Among the touchstones for Hassell’s work – some of them readily admitted to in the composer’s own fascinating liner notes – are the ecstatic Sufi poetry of Rumi, the futurist/ utopian /psychedelic paintings of the late Mati Klarwein, the sensual dream world and seashell-to-ear breathiness of trumpet tone found in the mellower works of ’70s Miles Davis, the castles made of sound created by arranger Gil Evans. (Indeed, there are times when Hassell’s trumpet is electronically harmonized into a lush Evans-like brass section.) New here to Hassell’s music, and very timely in light of current world events, is a fascination with Arabic music. Maarifa – meaning in Arabic "knowledge/wisdom" – is an actual street in Iraq and, as if to make a strong statement about Arabic culture, the appearance here of voice and oud performances by Dhafer Youseff offer what are perhaps the most overtly personal and emotionally expressive sounds on the album.

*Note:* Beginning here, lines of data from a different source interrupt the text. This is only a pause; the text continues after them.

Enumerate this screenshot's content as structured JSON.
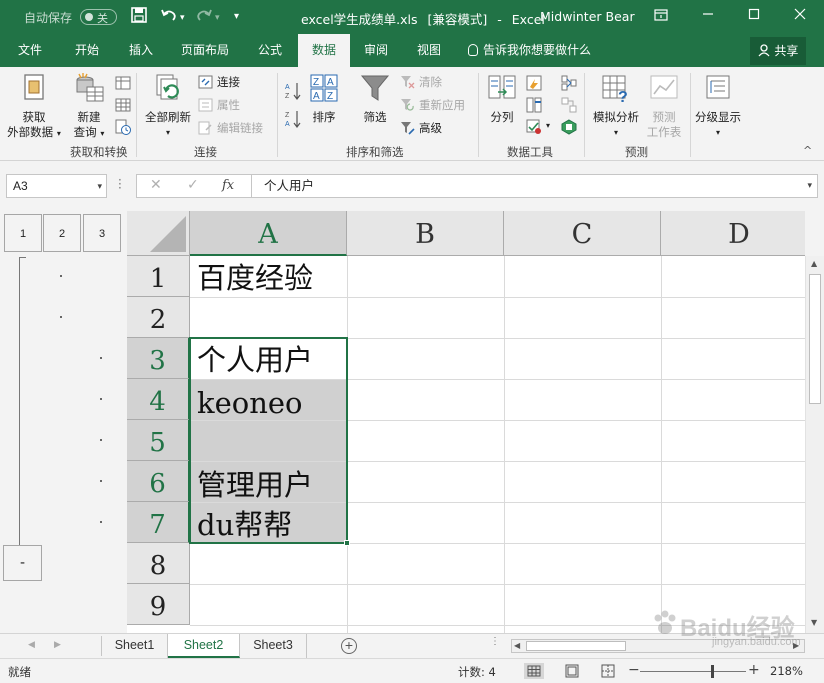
{
  "titlebar": {
    "autosave_label": "自动保存",
    "autosave_state": "关",
    "doc_name": "excel学生成绩单.xls",
    "mode": "[兼容模式]",
    "sep": "-",
    "app": "Excel",
    "user": "Midwinter Bear",
    "icons": [
      "save-icon",
      "undo-icon",
      "redo-icon",
      "customize-icon",
      "ribbon-display-icon",
      "minimize-icon",
      "maximize-icon",
      "close-icon"
    ]
  },
  "tabs": [
    "文件",
    "开始",
    "插入",
    "页面布局",
    "公式",
    "数据",
    "审阅",
    "视图"
  ],
  "active_tab": "数据",
  "tell_me": "告诉我你想要做什么",
  "share": "共享",
  "ribbon": {
    "get_external": [
      "获取",
      "外部数据"
    ],
    "new_query": [
      "新建",
      "查询"
    ],
    "group_get_transform": "获取和转换",
    "refresh_all": "全部刷新",
    "connections": "连接",
    "properties": "属性",
    "edit_links": "编辑链接",
    "group_connections": "连接",
    "sort": "排序",
    "filter": "筛选",
    "clear": "清除",
    "reapply": "重新应用",
    "advanced": "高级",
    "group_sort_filter": "排序和筛选",
    "text_to_columns": "分列",
    "group_data_tools": "数据工具",
    "what_if": "模拟分析",
    "forecast_sheet": [
      "预测",
      "工作表"
    ],
    "group_forecast": "预测",
    "outline": "分级显示"
  },
  "formula_bar": {
    "name_box": "A3",
    "fx": "fx",
    "content": "个人用户"
  },
  "outline_levels": [
    "1",
    "2",
    "3"
  ],
  "outline_collapse": "-",
  "columns": [
    "A",
    "B",
    "C",
    "D"
  ],
  "rows": [
    "1",
    "2",
    "3",
    "4",
    "5",
    "6",
    "7",
    "8",
    "9"
  ],
  "cells": {
    "A1": "百度经验",
    "A2": "",
    "A3": "个人用户",
    "A4": "keoneo",
    "A5": "",
    "A6": "管理用户",
    "A7": "du帮帮"
  },
  "sheets": [
    "Sheet1",
    "Sheet2",
    "Sheet3"
  ],
  "active_sheet": "Sheet2",
  "status": {
    "ready": "就绪",
    "count": "计数: 4",
    "zoom": "218%"
  },
  "watermark": {
    "brand": "Baidu经验",
    "url": "jingyan.baidu.com"
  },
  "colors": {
    "excel_green": "#217346",
    "selection_gray": "#d0d0d0"
  }
}
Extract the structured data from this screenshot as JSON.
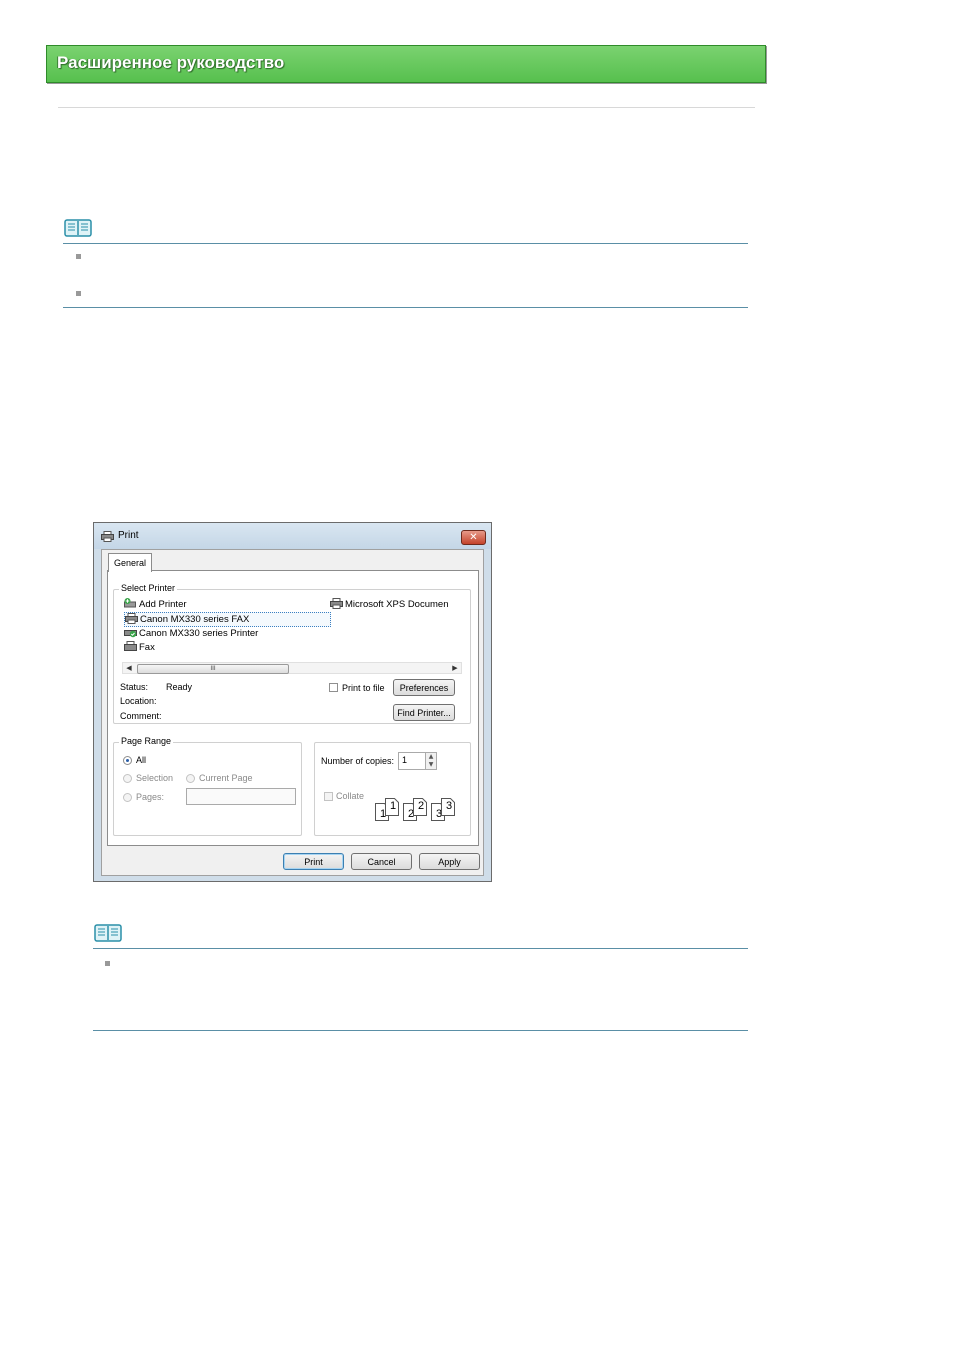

Hassell’s other collaborators for this project do their work superbly, and some of those efforts are crucial to the way the music unfolds. Co-producing with Hassell, Peter Freeman provides an underlying architecture of synths, samples and percussion, and his rumbling, minimal-but-crucial bass lines are positively Shakespearean (Robbie, not Will). Rick Cox adds his textured and atmospheric extended electric guitar techniques: painterly scrumblings and washes, a few tightly-coiled funk inflections.
Like Jon Hassell’s other works, Maarifa Street leads the listener on a drifting nocturnal pilgrimage through cities and villages of sound, both strange and, in a dreamlike way, oddly familiar.